We argue that the standard approach to Linked Data publication built around a triple store is not very adequate when:
- A data publication pipeline is already in place, as is the case for the FSDI. Here one has to deal with data redundancy and synchronicity;
- Data to be published is somehow massive and dynamic, meaning there is a high update frequency (daily, hourly).
To address these issues we are investigating alternative solutions based on virtual graphs. The idea here is to have a proxy on top of the main data storage and let the proxy provide RDF serialization at runtime.
Again the problem is that open source solutions are very few: D2RQ, a reference system for accessing relational databases as virtual RDF graphs, is a very old technology and does not seem adequate for a production environment; ontop seems a promising technology but does not support so far GeoSPARQL (there are plans to support it according to this post).
One more issue about usage: we are monitoring the service and the statistics do not show so far big numbers. We will have to work in this sense maybe by supporting showcases and make developers aware of the power of the Linked Data approach: one simple data model (RDF) with enough semantics enabling easy understanding of the data and a unique interface (SPARQL).

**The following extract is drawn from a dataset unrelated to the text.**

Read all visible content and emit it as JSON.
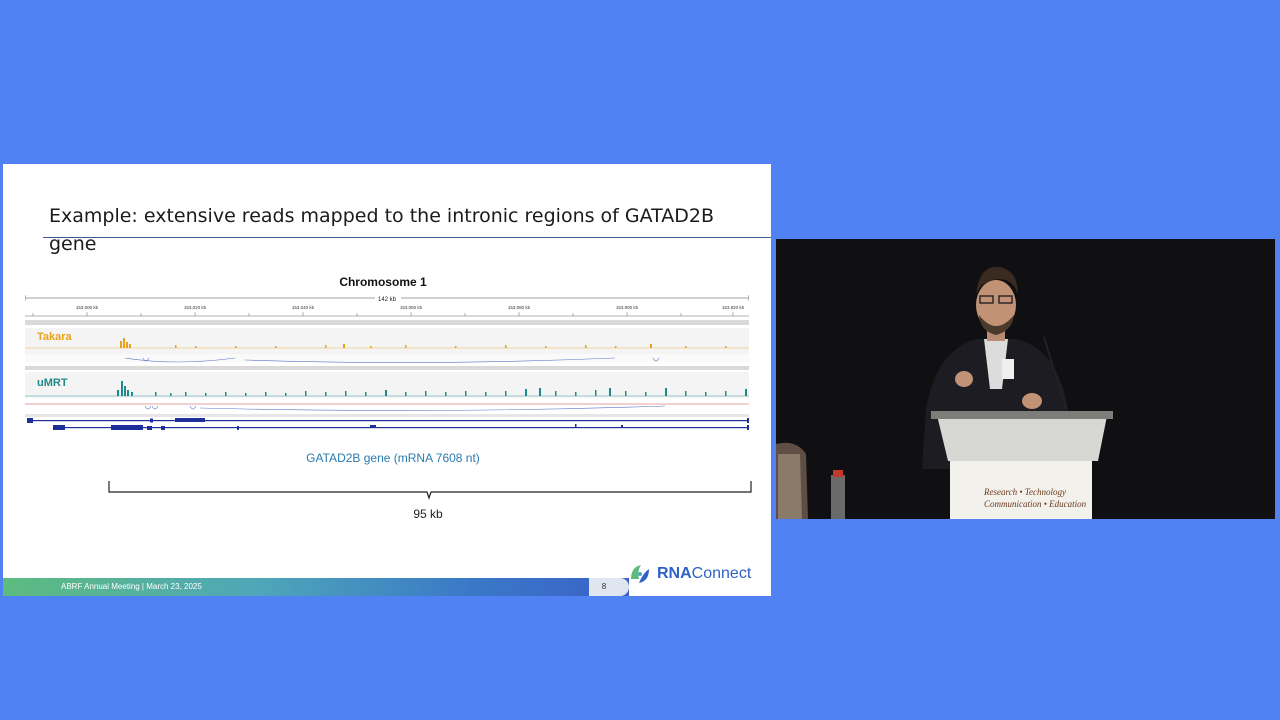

When we started our project, one of the objectives was to try to improve the indexing of our data by the main search engines: Linked Data is an easy and valuable way to bring geodata to the Web and to improve geodata visibility and cross-domain interoperability.
We were aware that we had to work with the schema.org vocabulary and we spent some time in trying to debug our RDF serialization with the Google structure data tools. We eventually had to realize that Google does not really follow the “open world assumption” to Linked Data publication: the structured data tool have an issue with mixed vocabularies, simply said they only recognize schema.org definitions, while definitions from other vocabularies produce errors.
Now schema.org is simply not sufficient to describe geodata. Let us make a simple example: to tag a resource of type “administrative units” one can use the schema.org type “AdministrativeArea” but there is no possibility to specify the level of the administrative unit (is it a Municipality or a Canton?). Schema.org fails on one of the main Linked Data principles: reuse. It just does not care about existing standards and vocabularies.
Amazon has also recently launched its “Registry of Open Data on AWS” for discovery and sharing of datasets available as AWS resources.
The Frictionless Data initiative from Open Knowledge International is yet a further approach to data publication and sharing.
In the quest for unlocking the potential of (geo)data, data providers have to navigate on sight in a sea full of alternative and competing «same-but-different» solutions.
We argue that the Linked Data approach is the one with the higher, yet unexplored potential.